Feels more like America

It feels more like America when our willful, crude, chaotic President Trump loses control of the national conversation.

There’s a beautiful episode several years before the Communist government began to crumble in Czechoslovakia, when Vaclav Havel strategized about no longer reacting to the actions of the tyrannical government but making the government react to him and to his brother and sister dissidents. (Though he didn’t care for the name dissident.) He wanted his voice, anyone’s voice, to have a chance to matter in the public sphere.

Havel wrote directly to Dr. Husak, the head of the Communist government, explaining the ways Husak and his people were ruining the country’s best traditions and values. Havel made sure friendly newspapers across the free world had a copy. Then he waited to be arrested and interrogated. And he was. But he was released, in part because there was enough publicity about Havel and the Letter that could serve as a form of pressure and defense. For a time, the government lost its monopoly on the national and international conversation about Czechoslovakia.

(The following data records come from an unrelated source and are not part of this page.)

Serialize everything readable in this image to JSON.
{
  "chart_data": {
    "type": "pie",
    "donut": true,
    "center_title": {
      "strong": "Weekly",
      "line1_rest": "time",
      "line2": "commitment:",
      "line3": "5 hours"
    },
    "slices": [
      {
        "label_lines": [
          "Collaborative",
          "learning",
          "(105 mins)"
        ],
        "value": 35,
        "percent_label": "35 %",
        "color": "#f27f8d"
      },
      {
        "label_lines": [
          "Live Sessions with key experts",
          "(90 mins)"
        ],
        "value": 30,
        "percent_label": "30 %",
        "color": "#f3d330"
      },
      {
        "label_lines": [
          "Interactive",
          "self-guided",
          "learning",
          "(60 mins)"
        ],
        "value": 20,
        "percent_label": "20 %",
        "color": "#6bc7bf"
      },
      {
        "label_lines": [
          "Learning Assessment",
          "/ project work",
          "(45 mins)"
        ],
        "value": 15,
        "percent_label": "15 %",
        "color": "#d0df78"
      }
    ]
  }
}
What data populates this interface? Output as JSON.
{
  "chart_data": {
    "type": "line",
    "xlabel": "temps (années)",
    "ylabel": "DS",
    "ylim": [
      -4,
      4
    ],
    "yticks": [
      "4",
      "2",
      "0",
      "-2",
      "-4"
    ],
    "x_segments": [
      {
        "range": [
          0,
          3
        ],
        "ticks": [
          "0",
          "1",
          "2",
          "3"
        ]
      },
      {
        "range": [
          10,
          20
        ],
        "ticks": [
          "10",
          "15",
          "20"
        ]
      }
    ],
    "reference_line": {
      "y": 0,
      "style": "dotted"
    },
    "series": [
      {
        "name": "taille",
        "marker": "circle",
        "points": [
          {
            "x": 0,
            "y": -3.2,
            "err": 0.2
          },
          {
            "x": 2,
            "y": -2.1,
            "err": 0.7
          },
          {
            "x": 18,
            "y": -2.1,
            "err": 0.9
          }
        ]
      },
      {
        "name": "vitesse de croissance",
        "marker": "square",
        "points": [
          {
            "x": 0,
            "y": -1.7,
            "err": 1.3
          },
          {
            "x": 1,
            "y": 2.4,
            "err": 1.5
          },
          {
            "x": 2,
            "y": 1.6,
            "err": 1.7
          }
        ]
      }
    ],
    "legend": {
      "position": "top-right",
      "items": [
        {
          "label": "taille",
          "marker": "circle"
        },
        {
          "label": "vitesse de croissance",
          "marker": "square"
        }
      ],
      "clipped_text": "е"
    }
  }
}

Havel’s essay is called the Letter to Dr. Husak. It’s not terribly long. Some of the most moving parts are about the recovery of a people’s dignity. Inside the country, the Letter could only be distributed secretly via samizdat–typed carbon copies! People who were brave enough could tune into Radio Free Europe and hear it being spoken of there.

There were fewer, clearer channels of communication available then. It’s not so easy to see how to make a similar move today. But let’s keep thinking about the general principle and how it might be practiced.